General Nathaniel Banks meets with President Lincoln about Louisiana.
President Lincoln writes New York Times Editor Henry J. Raymond: “I well remember the meetings herein narrated. See nothing for me to object to in the narrative as being made by General McDowell, except the phrase attributed to me “of the Jacobinism of Congress,” which phrase I do not remember using literally or in substance, and which I wish not to be published in any event.”
After several days waiting for an interview, a young Missouri woman meets with President Lincoln: “”When I entered he raised his tired eyes, oh so tired, and with a worn look I can never, never forget. As I advanced, and before he spoke, I said: ‘Mr. Lincoln, you must pardon this intrusion, but I just could not wait any longer to see you.’ The saintly man then reached out his friendly hand and said: ‘No intnision at all, not the least. Sit down, my child, sit down, and let me know what I can do for you.’ I suggested that probably he was too tired. He replied: ‘I am tired, but I am waiting to say good-bye to two friends from Chicago, who are going on the train at 7.’”
She remembered: “I briefly explained to him the case before me, saying that Hayden had been in prison fifteen months; that he was a Union man, forced from his home by the rebels, etc.; that his wife had died since he had been in prison, leaving five little children with his very aged mother, who had lately lost her eyesight. I had, besides, a large envelope filled with letters of recommendation from different officers of the department of Missouri; also a petition drawn up by myself, signed by the Union neighbors of Mr. Hayden; appended to it a certificate of their loyalty, signed by the county clerk, Wallace Permott, who had affixed the seal of the county court.
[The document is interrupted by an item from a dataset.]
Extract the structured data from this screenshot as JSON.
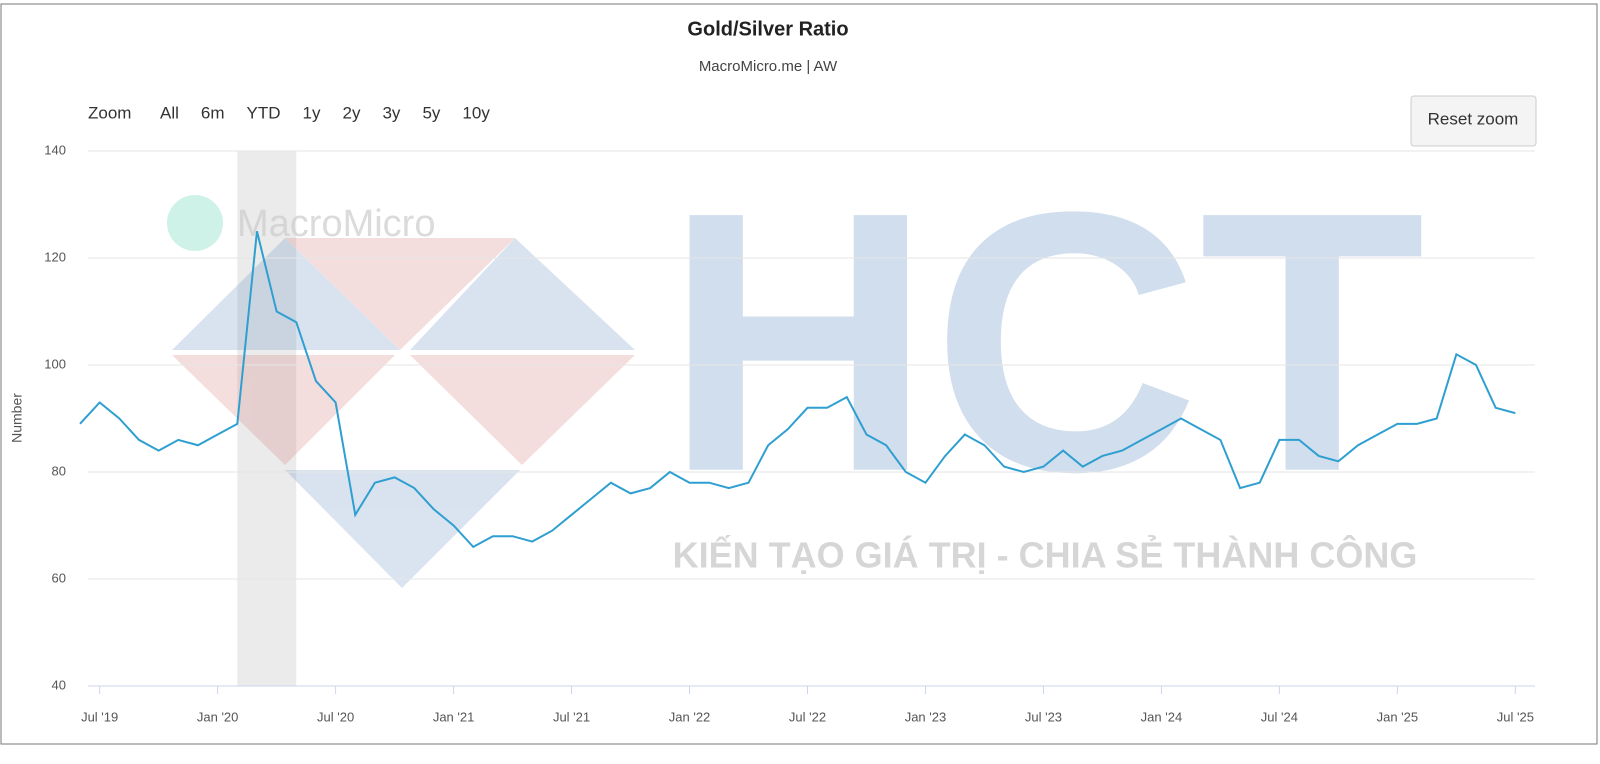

To all of the above, Senator John B. Henderson had added an endorsement for myself, in strong, impressive language.
She was fortunate to have met some Lincoln friends: “”When I offered my papers to the president, he didn’t touch them, but said, without raising a hand: ‘Now, suppose you read them over for me. Your eyes are younger than mine. Besides, as I told you, I am very, very tired.’
By accident, the petition was the first thing I took up. When I came to John B. Henderson’s name he reached out and said quickly: ‘Let me see that.’ As he glanced over it to the bottom, he laid the paper down, slapped his hand upon the table and exclaimed: ‘Plague on me, if that ain’t John Henderson’s signature. Well, I’ll release this man just because John Henderson asks me to do it. I know he wouldn’t ask me if it wasn’t right, nor send any one here that would do anything detrimental to our government. Come in tomorrow at 8 o’clock — M’nd, at 8 precisely. Bring that petition with John Henderson’s name on it and I’ll fix you so you can get this man out of prison.’ He then seemed interested and asked me several questions about men and matters in Northeast Missouri.”
She was joined by Colonel Thomas Turner and Colonel Hancock. President Lincoln invited them all to dinner the next night: “No formality at dinner tomorrow, not a bit”.